Studying feasibility of applying digital image correlation algorithms on infrared images

Full-field optical methods constitute a valuable class of tools in experimental mechanics which have been applied, in the last decades, to a number of different problems. in the last years, in conjunction with the advancements in computing a new full-field approach is becoming more and more widely adopted. This is the so called Digital Image Correlation (DIC) approach which is, in its essence, based on algorithms of image analysis and comparison allowing to extract information about, shape and strain/displacement field of the object under study. The core of the approach consists in studying the correlation of each sub-portion of the reference image with each sub-portion of the image of the loaded object.
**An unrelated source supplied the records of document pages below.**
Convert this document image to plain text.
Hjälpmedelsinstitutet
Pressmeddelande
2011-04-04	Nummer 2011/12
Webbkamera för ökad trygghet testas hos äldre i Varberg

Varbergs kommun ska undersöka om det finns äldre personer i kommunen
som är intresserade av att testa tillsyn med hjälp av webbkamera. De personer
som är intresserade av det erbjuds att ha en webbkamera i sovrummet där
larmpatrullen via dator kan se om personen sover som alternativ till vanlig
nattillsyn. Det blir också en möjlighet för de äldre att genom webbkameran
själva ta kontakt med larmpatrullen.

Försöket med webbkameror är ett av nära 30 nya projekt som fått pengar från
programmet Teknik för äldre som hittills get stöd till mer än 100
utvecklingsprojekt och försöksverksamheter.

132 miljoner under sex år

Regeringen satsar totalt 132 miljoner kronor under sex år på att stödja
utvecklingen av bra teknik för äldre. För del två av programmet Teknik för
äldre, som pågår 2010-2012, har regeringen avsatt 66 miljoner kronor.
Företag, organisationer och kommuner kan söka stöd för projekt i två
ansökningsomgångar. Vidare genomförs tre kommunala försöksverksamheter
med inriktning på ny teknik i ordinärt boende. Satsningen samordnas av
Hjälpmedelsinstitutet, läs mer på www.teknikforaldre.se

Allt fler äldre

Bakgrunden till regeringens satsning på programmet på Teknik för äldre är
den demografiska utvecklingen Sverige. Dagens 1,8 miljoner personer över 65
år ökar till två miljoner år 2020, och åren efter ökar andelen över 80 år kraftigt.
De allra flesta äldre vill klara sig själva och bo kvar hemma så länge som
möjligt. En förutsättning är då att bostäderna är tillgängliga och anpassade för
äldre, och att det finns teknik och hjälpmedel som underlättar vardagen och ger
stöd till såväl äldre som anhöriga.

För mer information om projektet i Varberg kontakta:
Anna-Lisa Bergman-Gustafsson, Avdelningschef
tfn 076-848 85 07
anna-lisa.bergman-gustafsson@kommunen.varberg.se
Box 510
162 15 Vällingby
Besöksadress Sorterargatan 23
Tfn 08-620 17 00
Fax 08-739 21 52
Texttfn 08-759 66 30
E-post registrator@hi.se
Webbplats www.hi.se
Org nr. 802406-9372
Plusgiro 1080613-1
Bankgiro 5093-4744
This can be conveniently done if a random, isotropic, high-contrast pattern is present on the surface to be analyzed. Such a kind of pattern can be naturally present on the object under analysis or artificially sprayed on it. Also temperature measurements can get great advantages from adopting full-field approaches allows to get the entire temperature field instead of a single average temperature value. It is well known, in fact, that by using infrared (IR) thermography it is possible to evaluate point by point the temperature of a body with a known emissivity by using an infrared detector and a proper collecting lens to record the radiation emitted in the infrared spectrum. In many situations both strain field and temperature field have to be recorded in order to have a full comprehension of the thermo-mechanical behaviour of the analyzed component. For example, in IR thermography and ESPI were used to detect the thermomechanical behaviour of a power transistor. In this paper we study the feasibility of using a simplified approach for measuring displacement/strain field and temperature field at once. This relies on performing digital image correlation analysis directly on thermal images (t-DIC). This would allow, whenever it is possible to prepare to surface with a random pattern of emissivity or when it is naturally present on the sample to analyze, to get in a simple way the complete thermomechanical response of the sample. Implementation of a combined IR-2D DIC system is here shown; a calibration procedure is presented and validated and finally results on a case study are illustrated.